John Shelby Spong is an author, religion commentator, theologian, and retired bishop of the Episcopal Church. Over the years, he has appeared on several national television broadcasts, such as Larry King Live, The Today Show, and 60 Minutes. In 1999, he was honored with the Humanist of the Year award.
Joseph F. Smith was an American political and religious leader. From 1901 to 1918, he served as the president of the Mormon Church. An influential president of the church, Joseph F. Smith's teachings were the course of study in the Church's Melchizedek priesthood classes and Sunday Relief Society for the year 2000–01.
Joseph Franklin Rutherford was an American lawyer who later developed an interest in the teachings of Charles Taze Russell. Eventually, he joined the Bible Student movement and later became the president of the Watch Tower Tract Society. Also an author, Joseph Franklin Rutherford wrote 21 books and distributed almost 400 million booklets and books.
Theodore Hesburgh was an American educator, social activist, and author. Over the course of his career, Hesburgh was involved in several American governmental and civic initiatives, international humanitarian projects, commissions, and papal assignments. In 1964, he received the Presidential Medal of Freedom. In 2000, he received the Congressional Gold Medal for his service.
46 John Birch
John Birch was an American missionary and Baptist minister. A US Army Air Forces military intelligence captain, Birch also played a key role during the Second World War, serving as an OSS agent in China. Killed during a confrontation with Communist soldiers in China, John Birch was posthumously honored with the Army Distinguished Service Medal.

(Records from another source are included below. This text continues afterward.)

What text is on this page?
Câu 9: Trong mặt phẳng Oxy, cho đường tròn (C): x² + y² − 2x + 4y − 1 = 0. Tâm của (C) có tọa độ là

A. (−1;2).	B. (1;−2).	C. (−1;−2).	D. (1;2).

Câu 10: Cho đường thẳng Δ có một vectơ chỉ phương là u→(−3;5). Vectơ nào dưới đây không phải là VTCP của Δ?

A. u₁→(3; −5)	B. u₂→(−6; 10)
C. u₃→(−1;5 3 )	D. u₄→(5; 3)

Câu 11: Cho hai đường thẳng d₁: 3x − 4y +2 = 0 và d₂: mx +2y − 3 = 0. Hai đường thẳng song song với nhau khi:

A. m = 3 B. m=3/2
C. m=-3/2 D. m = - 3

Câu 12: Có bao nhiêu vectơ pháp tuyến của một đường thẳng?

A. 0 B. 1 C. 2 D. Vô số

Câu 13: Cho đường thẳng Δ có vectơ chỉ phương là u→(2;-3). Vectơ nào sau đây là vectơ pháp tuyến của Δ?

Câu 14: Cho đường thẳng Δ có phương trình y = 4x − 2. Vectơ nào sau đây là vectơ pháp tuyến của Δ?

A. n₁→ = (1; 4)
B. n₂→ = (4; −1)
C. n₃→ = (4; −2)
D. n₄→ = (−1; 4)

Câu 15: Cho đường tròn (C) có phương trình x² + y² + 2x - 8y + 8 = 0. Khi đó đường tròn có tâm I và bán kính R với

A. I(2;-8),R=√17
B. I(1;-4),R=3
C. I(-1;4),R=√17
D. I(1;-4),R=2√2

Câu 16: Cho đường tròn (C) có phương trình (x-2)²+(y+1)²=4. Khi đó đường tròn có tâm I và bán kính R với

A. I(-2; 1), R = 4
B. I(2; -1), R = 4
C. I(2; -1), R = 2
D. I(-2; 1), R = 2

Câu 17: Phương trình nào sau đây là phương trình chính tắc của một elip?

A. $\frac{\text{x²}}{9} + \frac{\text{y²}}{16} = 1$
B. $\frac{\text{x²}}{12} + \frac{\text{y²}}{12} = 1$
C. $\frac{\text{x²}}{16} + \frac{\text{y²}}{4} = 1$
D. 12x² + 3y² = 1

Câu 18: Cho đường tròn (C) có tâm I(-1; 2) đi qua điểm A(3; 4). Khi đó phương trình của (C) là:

Leonidas Polk was an American Bishop of the Episcopal Diocese of Louisiana. He is credited with establishing an Anglican Christian denomination called the Protestant Episcopal Church in the Confederate States of America. A political general of the Civil War, Leonidas Polk is remembered for commanding troops in the Battle of Perryville and the Battle of Shiloh among many other battles.
Oliver Cowdery was an American religious leader who played an important role during the developmental duration of the Latter Day Saint movement in the 1830s. The first baptized Latter Day Saint, Cowdery was also the Second Elder of the church and one of the first apostles of the Latter Day Saint movement.

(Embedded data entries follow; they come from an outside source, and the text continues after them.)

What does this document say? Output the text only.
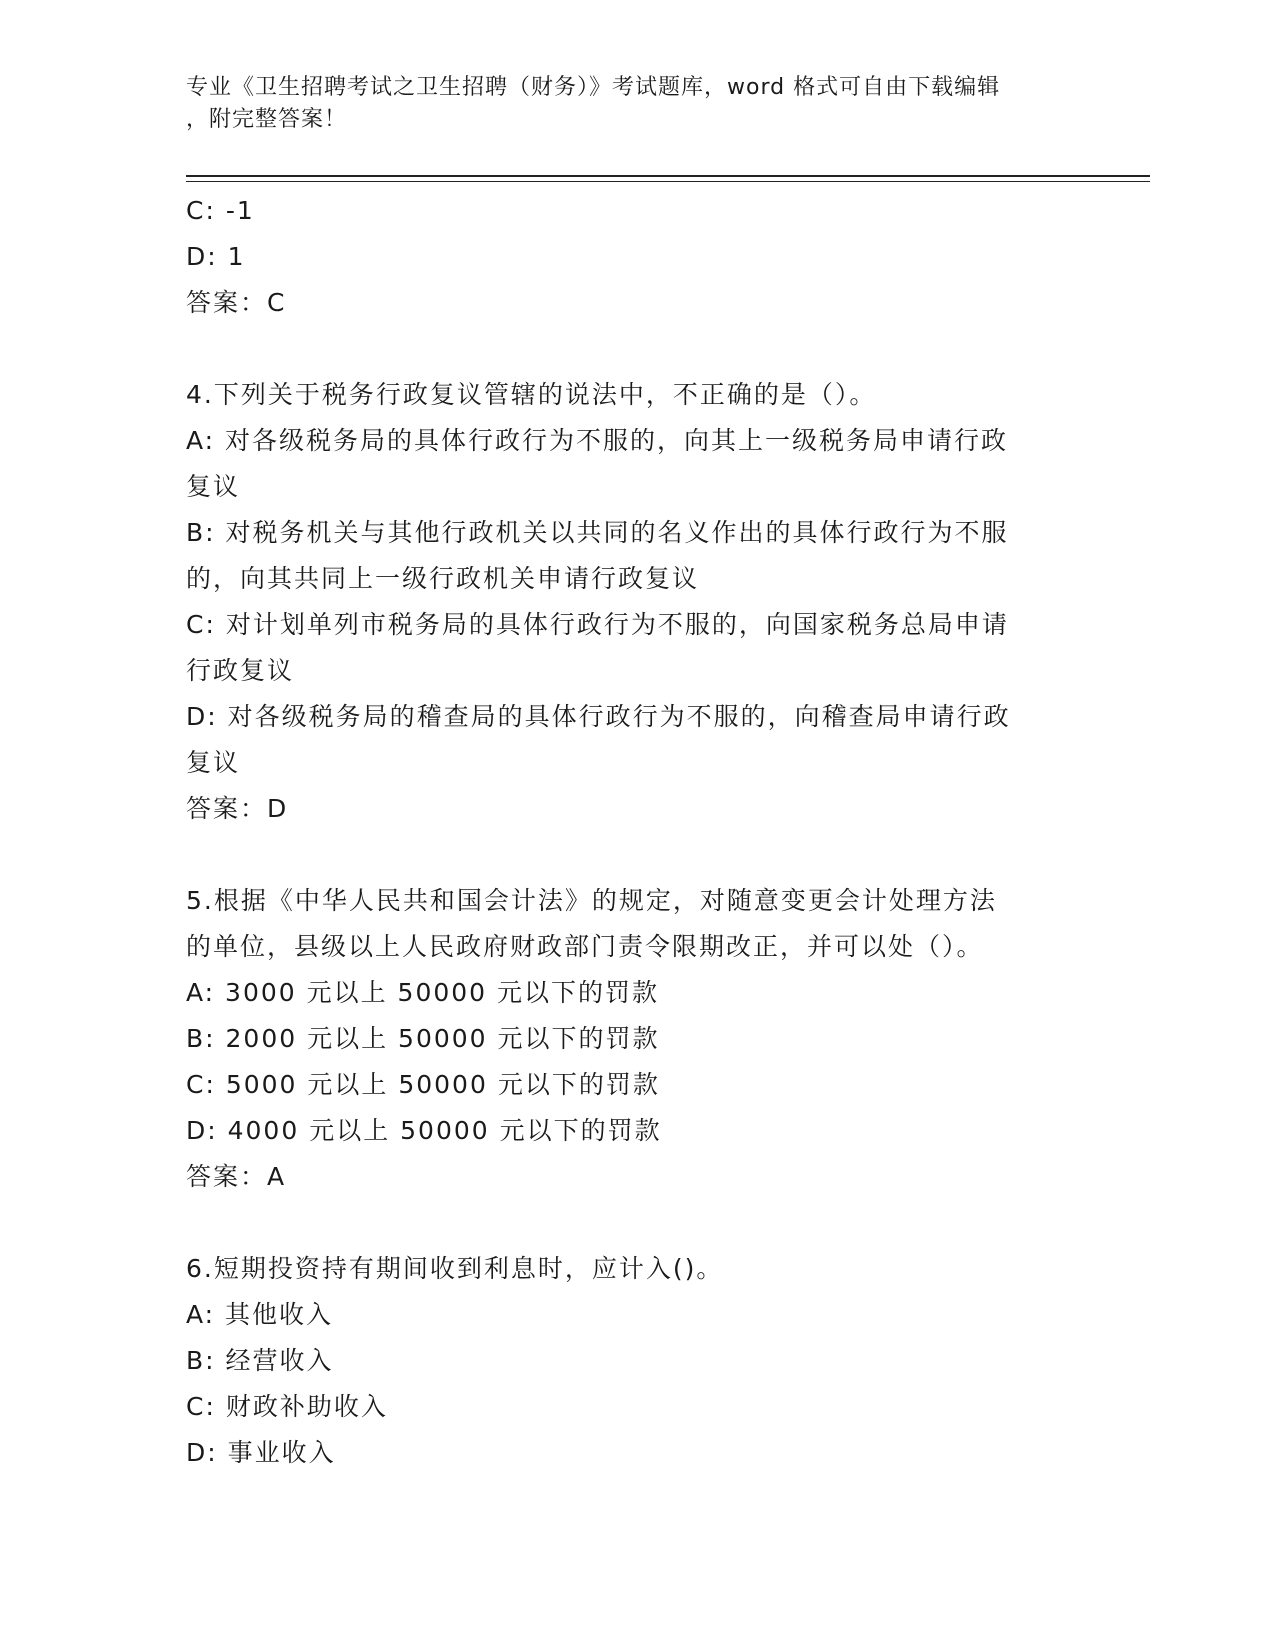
专业《卫生招聘考试之卫生招聘（财务）》考试题库，word 格式可自由下载编辑
，附完整答案！
C: -1
D: 1
答案：C
4.下列关于税务行政复议管辖的说法中，不正确的是（）。
A: 对各级税务局的具体行政行为不服的，向其上一级税务局申请行政
复议
B: 对税务机关与其他行政机关以共同的名义作出的具体行政行为不服
的，向其共同上一级行政机关申请行政复议
C: 对计划单列市税务局的具体行政行为不服的，向国家税务总局申请
行政复议
D: 对各级税务局的稽查局的具体行政行为不服的，向稽查局申请行政
复议
答案：D
5.根据《中华人民共和国会计法》的规定，对随意变更会计处理方法
的单位，县级以上人民政府财政部门责令限期改正，并可以处（）。
A: 3000 元以上 50000 元以下的罚款
B: 2000 元以上 50000 元以下的罚款
C: 5000 元以上 50000 元以下的罚款
D: 4000 元以上 50000 元以下的罚款
答案：A
6.短期投资持有期间收到利息时，应计入()。
A: 其他收入
B: 经营收入
C: 财政补助收入
D: 事业收入
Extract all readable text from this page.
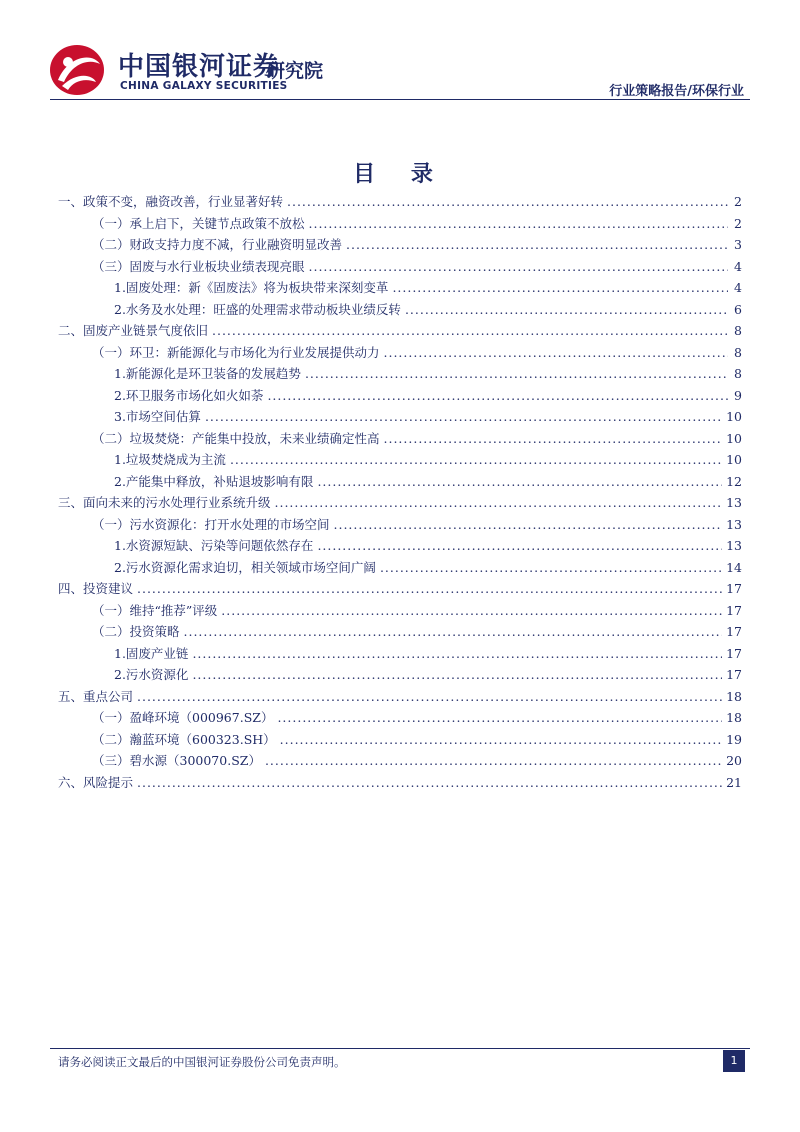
中国银河证券
CHINA GALAXY SECURITIES
研究院
行业策略报告/环保行业
目 录
一、政策不变，融资改善，行业显著好转 .....	2
（一）承上启下，关键节点政策不放松 .....	2
（二）财政支持力度不减，行业融资明显改善 .....	3
（三）固废与水行业板块业绩表现亮眼 .....	4
1.固废处理：新《固废法》将为板块带来深刻变革 .....	4
2.水务及水处理：旺盛的处理需求带动板块业绩反转 .....	6
二、固废产业链景气度依旧 .....	8
（一）环卫：新能源化与市场化为行业发展提供动力 .....	8
1.新能源化是环卫装备的发展趋势 .....	8
2.环卫服务市场化如火如荼 .....	9
3.市场空间估算 .....	10
（二）垃圾焚烧：产能集中投放，未来业绩确定性高 .....	10
1.垃圾焚烧成为主流 .....	10
2.产能集中释放，补贴退坡影响有限 .....	12
三、面向未来的污水处理行业系统升级 .....	13
（一）污水资源化：打开水处理的市场空间 .....	13
1.水资源短缺、污染等问题依然存在 .....	13
2.污水资源化需求迫切，相关领域市场空间广阔 .....	14
四、投资建议 .....	17
（一）维持“推荐”评级 .....	17
（二）投资策略 .....	17
1.固废产业链 .....	17
2.污水资源化 .....	17
五、重点公司 .....	18
（一）盈峰环境（000967.SZ） .....	18
（二）瀚蓝环境（600323.SH） .....	19
（三）碧水源（300070.SZ） .....	20
六、风险提示 .....	21
请务必阅读正文最后的中国银河证券股份公司免责声明。	1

Hannah Emerson Duston was a Puritan who was taken captive during King William's War by the Abenaki people. She is best remembered for killing and scalping 10 of the Native American family members with the help of two other captives. She later became a folk hero and was honored with a statue.
Tenskwatawa was a Native American political and religious leader. Remembered for changing his ways after a near-death experience, Tenskwatawa led a purification movement that condemned the consumption of alcohol and promoted unity among Native Americans. He became known as the Prophet among his ethnic group and accumulated several followers.